Susan Granger’s review of “To Rome With Love” (Sony Pictures Classics)
Continuing his cinematic tour of Europe, encompassing “Match Point,” “Scoop,” “Vicky Cristina Barcelona,” and “Midnight in Paris,” among other diversions, writer/director Woody Allen arrives in Italy, where his ensemble cast courts anthology-style adventure and romance.
There’s studious, young architect (Jesse Eisenberg) who is skeptically counseled by the surreal spirit of a celebrated, older architect (Alec Baldwin) as he’s romantically torn between his steady girl-friend (Greta Gerwig) and her flirtatious actress pal (Ellen Page). Meanwhile, an ambitious businessman Antonio (Alessandro Tiberi) arrives from Pordenone with his naïve bride Millie (Alessandra Mastronardi), who gets lost looking for a hairdresser and encounters a legendary, lecherous movie star (Antonio Albanese), leaving Antonio alone in the hotel room when Anna (Penelope Cruz), a brazen prostitute, barges in, followed by his judgmental, elderly relatives who mistake her for his wife. Then there’s unhappily retired American opera director Jerry (Woody Allen) who flies in with his acerbic psychiatrist wife Phyllis (Judy Davis) to join their daughter Hayley (Alison Pill) and meet her Italian fiancé Michelangelo (Flavio Parenti), a left-wing lawyer whose mortician father Giancarlo (renowned tenor Fabio Armiliato) has an incredible voice -when he’s singing arias in the shower. Finally, there’s the ordinary, innocuous clerk (Oscar-winning “Life is Beautiful” Roberto Benigni), a Roman Everyman, who is stunned, then endearingly seduced by fame when he suddenly, inexplicably becomes a celebrity.

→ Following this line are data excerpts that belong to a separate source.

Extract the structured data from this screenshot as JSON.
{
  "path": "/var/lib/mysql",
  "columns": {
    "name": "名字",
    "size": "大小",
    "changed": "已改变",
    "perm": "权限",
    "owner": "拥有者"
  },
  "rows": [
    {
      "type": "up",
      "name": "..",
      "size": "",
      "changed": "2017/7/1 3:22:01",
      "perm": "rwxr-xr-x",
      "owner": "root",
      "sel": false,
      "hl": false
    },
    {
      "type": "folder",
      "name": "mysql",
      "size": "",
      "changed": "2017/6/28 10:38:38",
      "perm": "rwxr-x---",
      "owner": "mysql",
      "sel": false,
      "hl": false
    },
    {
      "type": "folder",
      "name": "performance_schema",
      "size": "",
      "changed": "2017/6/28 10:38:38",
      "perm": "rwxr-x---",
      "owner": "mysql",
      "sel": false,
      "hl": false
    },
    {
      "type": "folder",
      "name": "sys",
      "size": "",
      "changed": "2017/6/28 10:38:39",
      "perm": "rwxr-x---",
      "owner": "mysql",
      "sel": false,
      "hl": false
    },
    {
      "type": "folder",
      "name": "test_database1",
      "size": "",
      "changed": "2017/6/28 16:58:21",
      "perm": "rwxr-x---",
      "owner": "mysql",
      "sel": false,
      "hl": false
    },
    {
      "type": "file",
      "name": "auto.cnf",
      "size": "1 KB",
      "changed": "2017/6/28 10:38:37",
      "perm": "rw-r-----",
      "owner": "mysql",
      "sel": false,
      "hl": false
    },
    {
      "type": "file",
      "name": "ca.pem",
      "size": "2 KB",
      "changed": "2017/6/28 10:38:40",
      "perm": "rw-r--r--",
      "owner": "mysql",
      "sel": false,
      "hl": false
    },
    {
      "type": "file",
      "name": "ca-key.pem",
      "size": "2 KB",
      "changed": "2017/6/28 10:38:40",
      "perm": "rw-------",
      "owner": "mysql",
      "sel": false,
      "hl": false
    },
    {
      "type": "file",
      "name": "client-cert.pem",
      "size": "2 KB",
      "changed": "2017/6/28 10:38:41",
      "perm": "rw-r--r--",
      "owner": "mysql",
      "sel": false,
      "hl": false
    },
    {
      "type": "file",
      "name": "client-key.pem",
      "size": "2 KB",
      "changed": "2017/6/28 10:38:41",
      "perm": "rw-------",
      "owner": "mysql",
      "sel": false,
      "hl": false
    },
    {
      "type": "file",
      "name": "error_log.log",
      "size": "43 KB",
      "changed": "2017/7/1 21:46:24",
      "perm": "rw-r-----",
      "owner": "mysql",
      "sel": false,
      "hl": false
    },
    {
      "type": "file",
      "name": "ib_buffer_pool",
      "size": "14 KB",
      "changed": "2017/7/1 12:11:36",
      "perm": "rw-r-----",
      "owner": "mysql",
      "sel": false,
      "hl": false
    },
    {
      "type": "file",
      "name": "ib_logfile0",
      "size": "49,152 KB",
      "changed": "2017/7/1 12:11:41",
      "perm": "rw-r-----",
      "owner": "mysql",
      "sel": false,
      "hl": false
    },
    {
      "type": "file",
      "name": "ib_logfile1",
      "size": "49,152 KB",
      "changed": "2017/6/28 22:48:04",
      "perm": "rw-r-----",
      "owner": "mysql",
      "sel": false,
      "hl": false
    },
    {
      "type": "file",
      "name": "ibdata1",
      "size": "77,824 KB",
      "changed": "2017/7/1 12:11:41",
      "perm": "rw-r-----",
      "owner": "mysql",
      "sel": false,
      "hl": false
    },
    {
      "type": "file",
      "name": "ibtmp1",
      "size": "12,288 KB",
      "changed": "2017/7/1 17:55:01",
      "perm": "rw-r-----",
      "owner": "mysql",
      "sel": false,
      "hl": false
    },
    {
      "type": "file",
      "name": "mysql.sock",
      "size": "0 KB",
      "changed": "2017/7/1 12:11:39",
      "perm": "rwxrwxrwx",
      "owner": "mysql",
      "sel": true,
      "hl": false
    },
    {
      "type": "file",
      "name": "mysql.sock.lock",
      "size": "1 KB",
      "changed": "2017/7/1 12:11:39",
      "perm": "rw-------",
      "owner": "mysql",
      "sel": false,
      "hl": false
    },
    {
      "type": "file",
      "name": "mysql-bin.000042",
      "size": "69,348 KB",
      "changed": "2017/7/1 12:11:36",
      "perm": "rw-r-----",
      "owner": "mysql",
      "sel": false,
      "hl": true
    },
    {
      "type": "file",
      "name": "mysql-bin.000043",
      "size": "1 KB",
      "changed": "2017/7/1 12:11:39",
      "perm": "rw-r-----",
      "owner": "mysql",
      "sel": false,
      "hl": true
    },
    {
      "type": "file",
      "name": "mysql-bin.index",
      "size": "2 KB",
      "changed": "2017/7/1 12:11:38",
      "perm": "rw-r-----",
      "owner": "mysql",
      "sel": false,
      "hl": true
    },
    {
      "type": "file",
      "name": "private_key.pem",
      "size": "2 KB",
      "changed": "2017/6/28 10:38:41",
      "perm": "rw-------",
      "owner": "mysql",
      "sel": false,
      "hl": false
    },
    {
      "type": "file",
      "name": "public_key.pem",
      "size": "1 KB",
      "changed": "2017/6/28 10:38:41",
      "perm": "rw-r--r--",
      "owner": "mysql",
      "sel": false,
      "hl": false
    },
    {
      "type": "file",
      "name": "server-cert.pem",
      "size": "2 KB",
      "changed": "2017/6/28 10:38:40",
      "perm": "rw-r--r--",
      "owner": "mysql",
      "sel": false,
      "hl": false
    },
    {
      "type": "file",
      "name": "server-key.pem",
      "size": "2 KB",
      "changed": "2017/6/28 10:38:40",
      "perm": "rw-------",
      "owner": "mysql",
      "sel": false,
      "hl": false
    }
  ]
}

Not only does Woody Allen depict these vintage characters as absurdist stereotypes but he also recycles uneven plots and frivolous storylines, lifting an entire segment from Federico Fellini’s “The White Sheik,” in which honeymooners are separated and indulge in affairs with other lovers – and Fellini concocted the word ‘paparazzi’ in “La Dolce Vita.” While Allen’s sophisticated timeline is tenuous – some scenarios take place in one day, others stretch over weeks and never intersect – the Eternal City continually shimmers through photographer Darius Khondji’s lens, while the soundtrack combines romantic ballads and synthetic pop with operatic interludes.
On the Granger Movie Gauge of 1 to 10, “To Rome With Love” is a flighty, fanciful 5, amusing but quickly forgettable.